Humoral IgG antibody responses from individual mice were analyzed using ELISA at 1:25000 dilution of pre-immune and immune sera using plant-produced mZP2-3 or mIzumo1-3 as antigens. After primary immunization, no significant anti-mZP2-3 immune responses were detected in the sera of immunized mice compared to the pre-immune sera collected before primary immunization and that from the control group. However, second immunization induced an IgG antibody response that was significantly (p < 0.0001) higher than that in the primary dose and control group. Each subsequent immunization significantly increased the anti-mZP2-3 antibody response ( Figure 5B ).

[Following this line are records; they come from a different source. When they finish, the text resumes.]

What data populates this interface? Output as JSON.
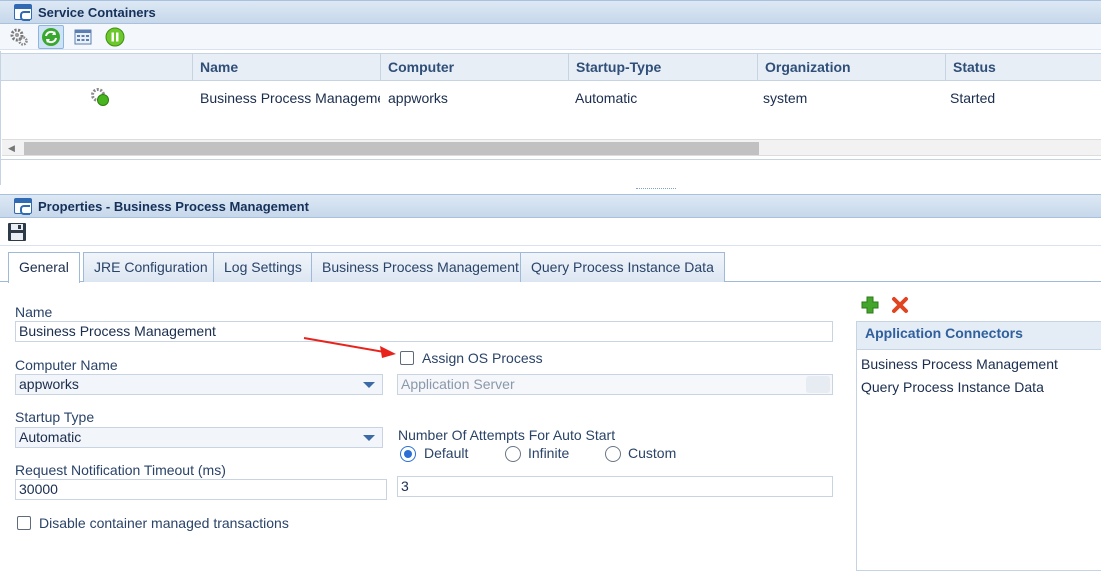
{
  "service_containers": {
    "title": "Service Containers",
    "toolbar_icons": [
      "gears-icon",
      "refresh-icon",
      "grid-icon",
      "pause-icon"
    ],
    "columns": [
      "Name",
      "Computer",
      "Startup-Type",
      "Organization",
      "Status"
    ],
    "rows": [
      {
        "name": "Business Process Manageme",
        "computer": "appworks",
        "startup_type": "Automatic",
        "organization": "system",
        "status": "Started"
      }
    ]
  },
  "properties": {
    "title": "Properties - Business Process Management",
    "tabs": [
      "General",
      "JRE Configuration",
      "Log Settings",
      "Business Process Management",
      "Query Process Instance Data"
    ],
    "active_tab": "General",
    "form": {
      "name_label": "Name",
      "name_value": "Business Process Management",
      "computer_name_label": "Computer Name",
      "computer_name_value": "appworks",
      "assign_os_label": "Assign OS Process",
      "os_process_value": "Application Server",
      "startup_type_label": "Startup Type",
      "startup_type_value": "Automatic",
      "attempts_label": "Number Of Attempts For Auto Start",
      "radio_default": "Default",
      "radio_infinite": "Infinite",
      "radio_custom": "Custom",
      "attempts_value": "3",
      "timeout_label": "Request Notification Timeout (ms)",
      "timeout_value": "30000",
      "disable_tx_label": "Disable container managed transactions"
    },
    "app_connectors": {
      "title": "Application Connectors",
      "items": [
        "Business Process Management",
        "Query Process Instance Data"
      ]
    }
  },
  "colors": {
    "accent": "#2b6fd6",
    "header_text": "#15315a",
    "annotation_arrow": "#e8231c"
  }
}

Immunized mice exhibited a more potent anti-mIzumo1-3 antibody response than that observed at the pre-immune levels, even after primary vaccination with a physical mixture of recombinant proteins ( Figure 5C ). Immunization with the second and third doses significantly (p <0.0001) increased the antibody levels against mIzumo1-3. Antibody response continued to increase after the last immunization; however, it was not significant compared with that after the third dose ( Figure 5C ). Although some absorption was detected in the serum samples of the control group, it was significantly (p < 0.0001) lower than that in the serum samples of the antigen-vaccinated group ( Figures 5B, C ).

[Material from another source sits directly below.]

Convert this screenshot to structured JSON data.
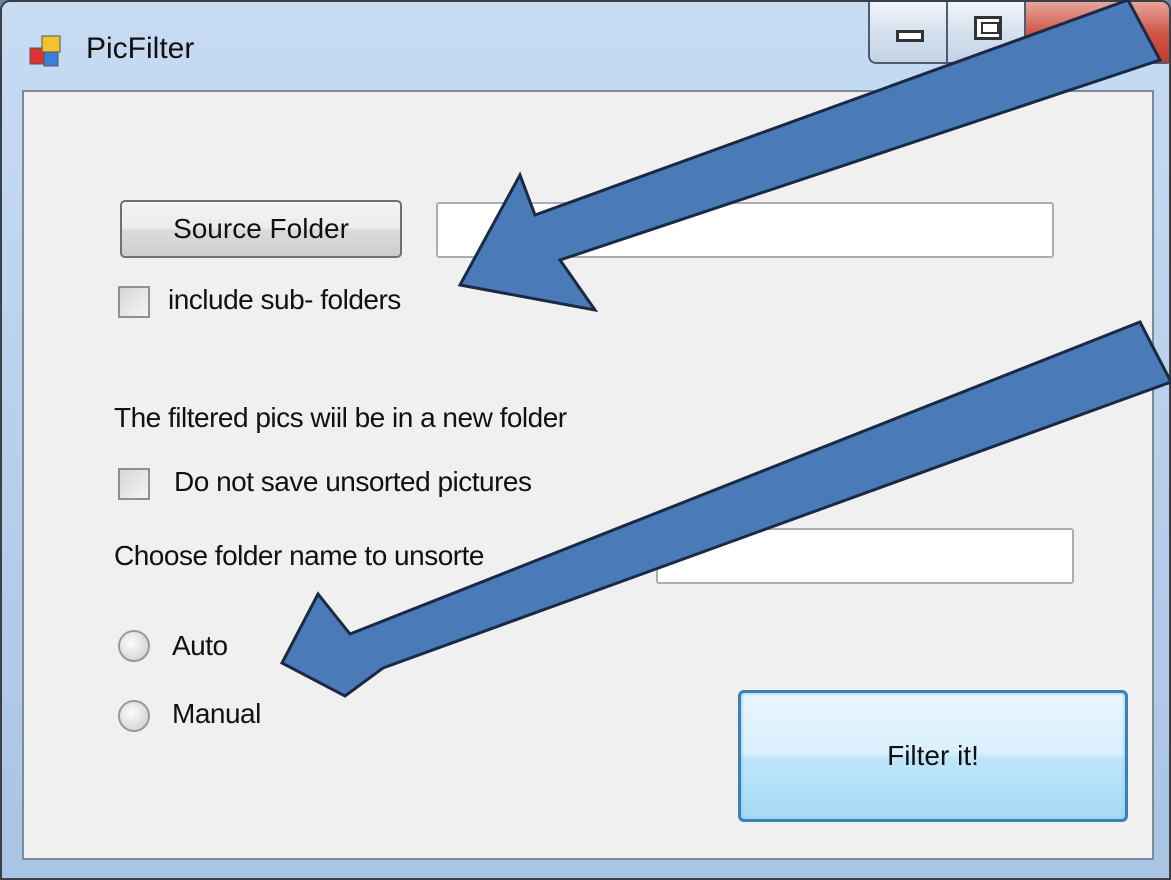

Immunized female mice were mated with proven fertile male mice three weeks after the final vaccination and allowed to produce litters to determine the effect of immunization on mouse fertility. Mice in the group treated with mZP2-3 and mIzumo1-3 showed a 39% reduction in average fertility compared to that in the control group. Average litter size was reduced from 8.4 ± 0.86 (mean ± standard error of the mean) in the control group to 5.1 ± 0.64 in treatment group immunized with mixture of plant-produced mZP2-3 and mIzumo1-3 antigens. Although the difference in mean litter size between the groups was not significant, the number of pups born correlated with the level of individual antibodies against both mZP2-3 and mIzumo1-3 proteins (p < 0.05; Figure 6 ). Moreover, negative correlation between litter size and total antibody levels (anti-mZP2-3 + anti-mIzumo1-3) in individual mice was significant (p < 0.01; Supplementary Material, Figure S2 ).

To determine whether immunization with recombinant antigens negatively impacts the ovary, mouse ovaries were isolated for observation. Immunization with plant-produced antigens caused no oophoritis or damage to the ovaries as they appeared normal. Additionally, histological analysis of ovarian sections from immunized mice did not reveal any abnormal follicular development or follicular degeneration. Figure 7 shows the normal follicles/oocytes at various stages of growth and development.

Immunofluorescence assay was used to determine the presence of induced antibodies bound to ZP in immunized mice. In ovaries collected from mice immunized with a physical mixture of plant-produced mZP2-3 and mIzumo1-3, immunofluorescence was observed from ZP on the surface of oocytes, indicating that anti-mZP2 antibodies bind to ZP in vivo. Ovarian sections obtained from mice in the control group failed to show any signals from ZP ( Figure 8A ).

Immune serum samples obtained after the final injection of plant-produced antigens were used for their reactivity with the ovarian sections of wild mice in an indirect immunofluorescence assay. When serum antibodies produced in vaccinated BALB/c mice were applied to the ovarian sections from unvaccinated wild mice, fluorescence signals were observed around the oocyte, indicating the binding of antibodies to native ZP. Notably, ovarian sections treated with pre-immune serum did not show any antibody reactions with the ZP matrix ( Figure 8B ). Reactivity of the immune sera with spermatozoa was not evaluated as acrosome-reacted mouse sperms could not be obtained for this study.